Endülüs , Müslüman İspanya olarak da bilinir. Terim, modern tarihçiler tarafından modern İspanya ve Portekiz’deki eski İslam devletleri için kullanılmaktadır.  İber Yarımadası’nın Müslüman yönetimindeki bölgesiydi

711’den 1492’ye kadar Endülüs, İslam’ın batı sınırıydı. Akdeniz’in batı ucunda yüzen, Avrupa kıtasından sivri dağlarla ayrılmış, coğrafi olarak hem Kuzey Afrika’dan hem de Avrupa’dan, İslam ve Hristiyan topraklarından izole edilmişti.
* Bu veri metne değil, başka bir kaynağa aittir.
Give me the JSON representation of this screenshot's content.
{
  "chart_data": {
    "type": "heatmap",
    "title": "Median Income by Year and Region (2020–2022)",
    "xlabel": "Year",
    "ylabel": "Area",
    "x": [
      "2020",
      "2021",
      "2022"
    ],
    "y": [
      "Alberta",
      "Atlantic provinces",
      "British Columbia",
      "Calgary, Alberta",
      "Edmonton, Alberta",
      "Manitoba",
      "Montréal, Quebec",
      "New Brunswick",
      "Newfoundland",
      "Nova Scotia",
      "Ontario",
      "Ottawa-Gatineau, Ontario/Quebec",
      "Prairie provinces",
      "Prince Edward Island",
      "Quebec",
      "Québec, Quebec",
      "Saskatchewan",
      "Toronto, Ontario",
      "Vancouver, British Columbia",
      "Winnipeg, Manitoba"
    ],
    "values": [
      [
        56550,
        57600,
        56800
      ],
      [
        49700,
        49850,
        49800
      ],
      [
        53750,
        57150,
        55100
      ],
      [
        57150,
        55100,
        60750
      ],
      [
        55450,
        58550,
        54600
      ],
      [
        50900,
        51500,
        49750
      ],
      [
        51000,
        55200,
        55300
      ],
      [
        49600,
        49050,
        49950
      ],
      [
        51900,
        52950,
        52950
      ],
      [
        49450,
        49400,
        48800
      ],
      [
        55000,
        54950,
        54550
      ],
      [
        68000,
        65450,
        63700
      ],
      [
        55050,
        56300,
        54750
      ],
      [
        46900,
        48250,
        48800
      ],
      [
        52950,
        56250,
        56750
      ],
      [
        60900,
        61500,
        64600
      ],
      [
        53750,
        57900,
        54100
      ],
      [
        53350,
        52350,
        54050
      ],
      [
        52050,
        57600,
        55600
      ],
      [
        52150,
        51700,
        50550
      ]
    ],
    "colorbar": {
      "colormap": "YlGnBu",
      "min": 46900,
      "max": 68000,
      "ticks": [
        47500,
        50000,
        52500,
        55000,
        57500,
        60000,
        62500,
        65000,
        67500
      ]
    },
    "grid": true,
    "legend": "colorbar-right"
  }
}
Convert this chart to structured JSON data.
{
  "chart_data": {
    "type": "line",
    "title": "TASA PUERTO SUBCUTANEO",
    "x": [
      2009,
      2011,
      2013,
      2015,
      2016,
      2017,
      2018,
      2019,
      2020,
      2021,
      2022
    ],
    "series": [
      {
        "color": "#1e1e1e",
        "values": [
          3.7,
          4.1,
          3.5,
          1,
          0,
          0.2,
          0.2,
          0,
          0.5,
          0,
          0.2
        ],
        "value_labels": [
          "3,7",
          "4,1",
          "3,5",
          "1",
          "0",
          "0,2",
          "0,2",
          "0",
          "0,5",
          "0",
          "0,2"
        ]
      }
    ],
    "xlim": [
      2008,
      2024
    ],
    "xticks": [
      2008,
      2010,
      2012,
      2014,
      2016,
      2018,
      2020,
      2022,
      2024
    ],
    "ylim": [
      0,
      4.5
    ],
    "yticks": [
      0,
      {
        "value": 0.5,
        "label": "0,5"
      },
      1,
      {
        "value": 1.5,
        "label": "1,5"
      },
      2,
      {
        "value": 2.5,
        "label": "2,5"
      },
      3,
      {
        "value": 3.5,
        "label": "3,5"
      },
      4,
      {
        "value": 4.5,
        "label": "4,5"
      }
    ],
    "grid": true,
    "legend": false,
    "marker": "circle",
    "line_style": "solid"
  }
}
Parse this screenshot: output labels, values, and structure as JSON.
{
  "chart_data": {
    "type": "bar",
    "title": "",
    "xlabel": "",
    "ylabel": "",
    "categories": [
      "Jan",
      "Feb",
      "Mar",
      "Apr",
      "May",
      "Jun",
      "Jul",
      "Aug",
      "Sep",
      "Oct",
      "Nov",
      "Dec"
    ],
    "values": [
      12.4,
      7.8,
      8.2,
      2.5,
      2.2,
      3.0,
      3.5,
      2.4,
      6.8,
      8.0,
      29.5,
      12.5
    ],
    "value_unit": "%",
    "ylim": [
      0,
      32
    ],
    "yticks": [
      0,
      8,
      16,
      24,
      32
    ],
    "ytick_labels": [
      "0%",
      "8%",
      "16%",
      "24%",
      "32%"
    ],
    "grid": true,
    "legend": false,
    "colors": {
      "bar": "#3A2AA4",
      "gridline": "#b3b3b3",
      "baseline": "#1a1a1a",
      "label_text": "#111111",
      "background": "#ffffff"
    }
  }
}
Endülüs Tarihini Kronolojik olarak Dönem Dönem İşleyelim

Endülüs Dönemleri

Valiler Dönemi (711-756)
Araplar, Emevîler zamanında Tarık Bin Ziyad komutasındaki büyük bir orduyla Endülüs’e girdiler. 711’de, İslam’ın doğuşundan bir asırdan az bir süre sonra, Şam’ın Emevi halifelerine hizmet eden bir Arap ve Berberi ordusu İber Yarımadası’na çıkarak bölgede sanat ve kültürde yeni bir çağ başlattı. Yedi yıllık bir süre içinde yarımadanın büyük bir kısmı Müslüman hakimiyetine girdi. Bu yeni bölgeler, Arapça isimleri Endülüs olarak bilinmeye başlandı. Arapların İspanya’yı fethi sadece zor kullanarak değil, toplumun her kesimini işgal eden yeni bir medeniyetin gelmesiyle sağlanmıştır. Endülüs’teki uygarlık birkaç yıl içinde en zengin ve en önemli uygarlık haline geldi. 8.ve 15.yüzyıllar arasında gelişti. Endülüs’te bazı dikkat çekici yönler: sakin ve güzel doğa; doğal kaynakların zenginliğidir.

Endülüs Emevi Devleti Dönemi (756-1031)


Endülüs Emevi tarihi 750’de Suriye’deki Endülüs Emevileri hanedanı Abbasilerin eline geçmesinden sonra gerçekleşen bir takım olaylar örgüsü sayesinde başlamıştır. Hayatta kalan tek üye, ‘Abd al-Rahman I , İspanya’ya göç etti ve orada özerk bir Endülüs Emevi Devleti kurdu 756 yılında ,ve tam olarak 32 yıl boyunca bu kurduğu devleti bilgece yönetti. Endülüs Emevi Devleti İslam dininini en iyi şekilde yansıtarak azınlıkların haklarını da korudu bu dönemde.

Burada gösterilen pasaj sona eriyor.